Sa valeur est probatoire : il prouve que l'agent a organisé la visite et que l'acheteur le savait.
La différence fondamentale entre mandat exclusif et mandat simple
Sur mandat exclusif
Quand l'agent détient l'exclusivité, la démonstration est simple : il est le seul à avoir pu organiser des visites du bien. Si l'acheteur conclut la vente en direct avec le vendeur après avoir visité via l'agence, le lien de causalité entre l'intervention de l'agent et la vente est présumé.
Le bon de visite signé devient alors une pièce centrale — il établit que l'acheteur connaissait l'existence du mandat. C'est exactement ce qui a permis à un agent d'obtenir 150 000 € de dommages et intérêts dans l'arrêt de la Cour de cassation du 7 mai 2026 (3e chambre civile, pourvoi n°24-15.762).
Sur mandat simple
La situation est plus complexe. Le vendeur a mandaté plusieurs agences. L'acheteur a peut-être eu connaissance du bien par plusieurs canaux. Dans ce cas, le bon de visite ne suffit pas à prouver que l'agent est l'intermédiaire effectif de la vente — c'est-à-dire celui qui a réellement causé la transaction.
Les tribunaux exigent davantage : il faut démontrer que sans l'intervention de cet agent précis, la vente n'aurait pas eu lieu dans les mêmes conditions. C'est ce qu'on appelle le lien de causalité — et c'est là que le bon de visite papier atteint ses limites.
Les 3 situations où votre bon de visite ne suffira pas en mandat simple
1. L'acheteur connaissait déjà le bien par une autre agence
Si l'acheteur a également visité le bien avec une autre agence, votre bon de visite prouve votre intervention — mais pas que vous êtes la cause déterminante de la vente. Le tribunal devra arbitrer entre les deux agences, et l'issue est incertaine.
2. L'acheteur a trouvé le bien par lui-même (annonce PAP ou SeLoger direct)
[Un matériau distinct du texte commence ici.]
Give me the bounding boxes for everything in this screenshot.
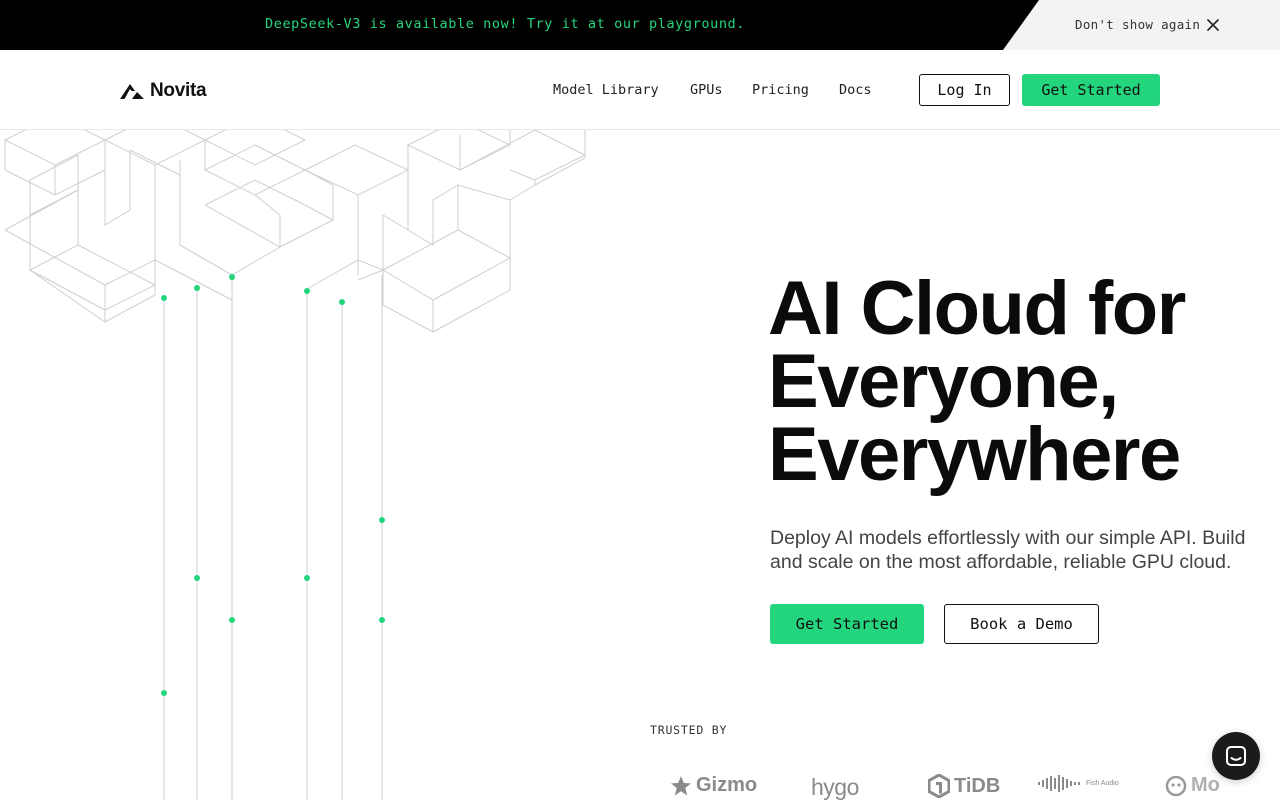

Si le bien est publié en annonce directe par le vendeur en parallèle du mandat simple, l'acheteur peut arguer qu'il aurait acheté de toute façon sans passer par vous. Sans preuve que votre visite a été déterminante, votre bon de visite ne suffit pas.
3. Le bon de visite est signé après la visite, ou l'adresse était visible avant
Un bon signé après que l'acheteur a déjà eu l'adresse perd une partie de sa valeur probatoire. Le juge peut estimer que l'acheteur aurait pu agir en direct de toute façon, puisqu'il disposait déjà des informations nécessaires.
Ce que la loi Hoguet exige malgré tout
Malgré la fragilité du bon de visite en mandat simple, la loi Hoguet impose deux conditions cumulatives pour qu'un agent puisse réclamer des honoraires :
- **Un mandat écrit valide** : daté, signé, avec numéro de registre des mandats, durée, prix, et mention des honoraires. Sans mandat, aucun honoraire ne peut être réclamé — ni à l'acheteur, ni au vendeur.
- **La preuve de l'entremise** : l'agent doit démontrer qu'il a effectivement joué un rôle dans la réalisation de la vente. Le bon de visite est l'une des preuves possibles, mais pas la seule — emails, SMS, comptes rendus de visite, témoignages peuvent compléter le dossier.
Les 3 réflexes qui compensent la fragilité du mandat simple
Réflexe 1 : Signer le bon de visite avant la visite, adresse masquée
C'est le premier verrou. Si l'acheteur signe avant de connaître l'adresse, il ne peut pas arguer qu'il aurait trouvé le bien par lui-même — il n'avait pas l'information avant de s'engager avec vous. Ce mécanisme, propre aux bons de visite numériques avec adresse masquée, crée une barrière probatoire que le papier ne permet pas.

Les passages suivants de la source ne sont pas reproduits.